Dossier : IMM-10390-12

Référence : 2013 CF 893

[TRADUCTION FRANÇAISE CERTIFIÉE, NON RÉVISÉE]

Ottawa (Ontario), le 22 août 2013

En présence de monsieur le juge Manson

 

ENTRE :

 

VERNLLA JEROME

 

 

 

demanderesse

 

et

 

 

 

LE MINISTRE DE LA CITOYENNETÉ ET DE L’IMMIGRATION

 

 

 

défendeur

 

 

 

 

 

           MOTIFS DU JUGEMENT ET JUGEMENT

 

[1]               La Cour est saisie d’une demande de contrôle judiciaire, présentée en application du paragraphe 72(1) de la Loi sur l’immigration et la protection des réfugiés, LC 2001, ch 27 [la Loi], d’une décision rendue par un membre de la Section de la protection des réfugiés de la Commission de l’immigration et du statut de réfugié [la Commission]. La Commission a rejeté la demande d’asile de la demanderesse et a conclu que cette dernière n’avait ni la qualité de réfugié au sens de la Convention ni celle de personne à protéger au sens des articles 96 et 97 de la Loi.

 

I.          Contexte

[2]               La demanderesse est une citoyenne de Sainte-Lucie âgée de 22 ans.

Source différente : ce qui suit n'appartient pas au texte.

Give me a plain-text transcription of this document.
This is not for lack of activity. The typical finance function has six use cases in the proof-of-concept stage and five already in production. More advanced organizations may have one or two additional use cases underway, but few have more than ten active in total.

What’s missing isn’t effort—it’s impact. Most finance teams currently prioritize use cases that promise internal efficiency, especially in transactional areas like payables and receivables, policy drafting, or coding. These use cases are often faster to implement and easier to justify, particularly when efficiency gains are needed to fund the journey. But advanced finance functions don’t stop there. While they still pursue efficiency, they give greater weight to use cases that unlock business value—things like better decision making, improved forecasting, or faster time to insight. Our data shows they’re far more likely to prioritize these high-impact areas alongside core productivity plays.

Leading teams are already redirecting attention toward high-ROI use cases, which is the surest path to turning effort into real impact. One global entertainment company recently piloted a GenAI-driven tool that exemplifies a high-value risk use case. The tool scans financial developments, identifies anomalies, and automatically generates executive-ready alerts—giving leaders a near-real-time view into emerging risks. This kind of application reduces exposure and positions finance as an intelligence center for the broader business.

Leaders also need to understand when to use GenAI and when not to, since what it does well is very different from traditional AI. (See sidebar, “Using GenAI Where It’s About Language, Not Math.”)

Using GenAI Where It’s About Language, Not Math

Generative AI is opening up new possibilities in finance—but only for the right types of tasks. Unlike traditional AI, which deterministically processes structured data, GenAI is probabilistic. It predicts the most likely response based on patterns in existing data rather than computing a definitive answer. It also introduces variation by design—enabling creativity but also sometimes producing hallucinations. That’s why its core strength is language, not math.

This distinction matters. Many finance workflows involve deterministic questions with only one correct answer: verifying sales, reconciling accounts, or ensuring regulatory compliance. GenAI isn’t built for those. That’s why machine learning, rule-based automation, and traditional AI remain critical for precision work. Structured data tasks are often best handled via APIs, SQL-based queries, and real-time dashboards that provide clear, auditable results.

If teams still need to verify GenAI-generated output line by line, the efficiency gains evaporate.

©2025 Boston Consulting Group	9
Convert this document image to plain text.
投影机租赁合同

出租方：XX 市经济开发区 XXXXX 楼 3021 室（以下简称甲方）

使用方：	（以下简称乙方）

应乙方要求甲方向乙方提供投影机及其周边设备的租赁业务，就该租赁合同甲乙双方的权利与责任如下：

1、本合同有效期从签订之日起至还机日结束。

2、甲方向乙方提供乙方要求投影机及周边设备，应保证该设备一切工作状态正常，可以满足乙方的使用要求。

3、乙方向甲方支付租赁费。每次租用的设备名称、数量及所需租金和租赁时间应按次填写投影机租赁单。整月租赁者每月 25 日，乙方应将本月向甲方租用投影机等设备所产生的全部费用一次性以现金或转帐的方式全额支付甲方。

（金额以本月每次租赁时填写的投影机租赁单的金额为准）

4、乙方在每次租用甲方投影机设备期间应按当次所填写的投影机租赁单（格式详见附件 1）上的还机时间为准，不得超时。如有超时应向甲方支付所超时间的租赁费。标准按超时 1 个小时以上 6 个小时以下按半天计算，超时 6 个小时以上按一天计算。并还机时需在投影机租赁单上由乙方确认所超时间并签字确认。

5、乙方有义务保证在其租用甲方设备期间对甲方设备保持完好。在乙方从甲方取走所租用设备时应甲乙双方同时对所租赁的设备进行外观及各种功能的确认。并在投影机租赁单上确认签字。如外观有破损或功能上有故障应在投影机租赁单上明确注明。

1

Dans son exposé circonstancié personnel, daté du 31 mai 2011, elle prétend qu’en 2008, alors qu’elle était à Sainte-Lucie, elle a rencontré un homme nommé David Scott. Elle s’est alors engagée dans une relation avec M. Scott.   

 

[3]               Au début de l’année 2010, elle a appris qu’elle souffrait de lupus. Peu de temps après, elle a commencé à remarquer certains symptômes, comme des lésions et des gonflements au visage. Elle affirme que l’apparition des symptômes a provoqué un changement soudain dans le comportement de M. Scott. Il a commencé à l’insulter en raison de son apparence.

 

[4]               Selon la demanderesse, le comportement de M. Scott a dégénéré et il a posé des actes de violence physique, l’a forcée à avoir des rapports sexuels et a proféré de sérieuses menaces pour sa sécurité. Elle a tenté de mettre fin à leur relation à deux reprises, mais il l’a battue chaque fois. Dans son exposé, elle déclare être allée à la station de police pour obtenir une protection après avoir été battue pour la première fois, mais que le policier à qui elle a parlé lui a dit qu’elle perdait son temps. Elle affirme aussi que, après avoir été battue de nouveau, sa mère l’a aidée à trouver une autre station de police où elle pourrait signaler les mauvais traitements dont elle avait été victime, mais que les policiers n’ont rien fait pour l’aider.

 

[5]               La demanderesse prétend que, pour éviter M. Scott, elle a commencé à passer du temps avec sa voisine, Kate Paul, qu’elle connaissait depuis sa tendre enfance et qu’elles se sont éprises l’une de l’autre. Elles ont continué à avoir des rapports sexuels jusqu’au 18 avril 2011, quand M. Scott a découvert leur relation par inadvertance. Ce dernier a confronté la demanderesse et l’a ensuite violée. La demanderesse a mis fin à sa relation avec M. Scott à ce moment-là.

 

[6]               La demanderesse a, une fois de plus, tenté de s’adresser aux policiers et de signaler l’agression sexuelle. Les policiers lui ont répondu que, comme M. Scott était son partenaire, ils ne considéraient pas cet incident comme une agression.

 

[7]               La demanderesse prétend que, dans les jours qui ont suivi la découverte de sa relation avec Mme Paul, les gens du quartier l’ont appris et ont proféré des insultes homophobes envers elle et ont lancé des objets sur sa maison. Monsieur Scott s’est également présenté chez elle avec un groupe d’amis et l’a menacée de mort afin de la contraindre à reprendre leur relation.

 

[8]               La demanderesse a ensuite quitté pour le Canada et elle est arrivée le 8 mai 2011. Elle a demandé l’asile le 2 décembre 2011.

 

[9]               Quand la Commission l’a interrogée, la demanderesse a affirmé qu’elle avait été battue par M. Scott à maintes reprises, de trois ou quatre fois à peut-être dix fois, et qu’elle avait demandé l’aide de la police à chaque fois. Elle avait aussi demandé à parler à un policier de grade supérieur, mais qu’elle n’a jamais eu la possibilité de le faire. Elle n’a jamais demandé l’aide d’une autre organisation de services sociaux à Sainte-Lucie parce qu’elle ne croyait pas que ce genre de services étaient offerts. De plus, elle n’a jamais demandé l’aide d’un avocat pour obtenir une ordonnance de non-communication parce qu’elle n’avait pas les moyens de payer un avocat.  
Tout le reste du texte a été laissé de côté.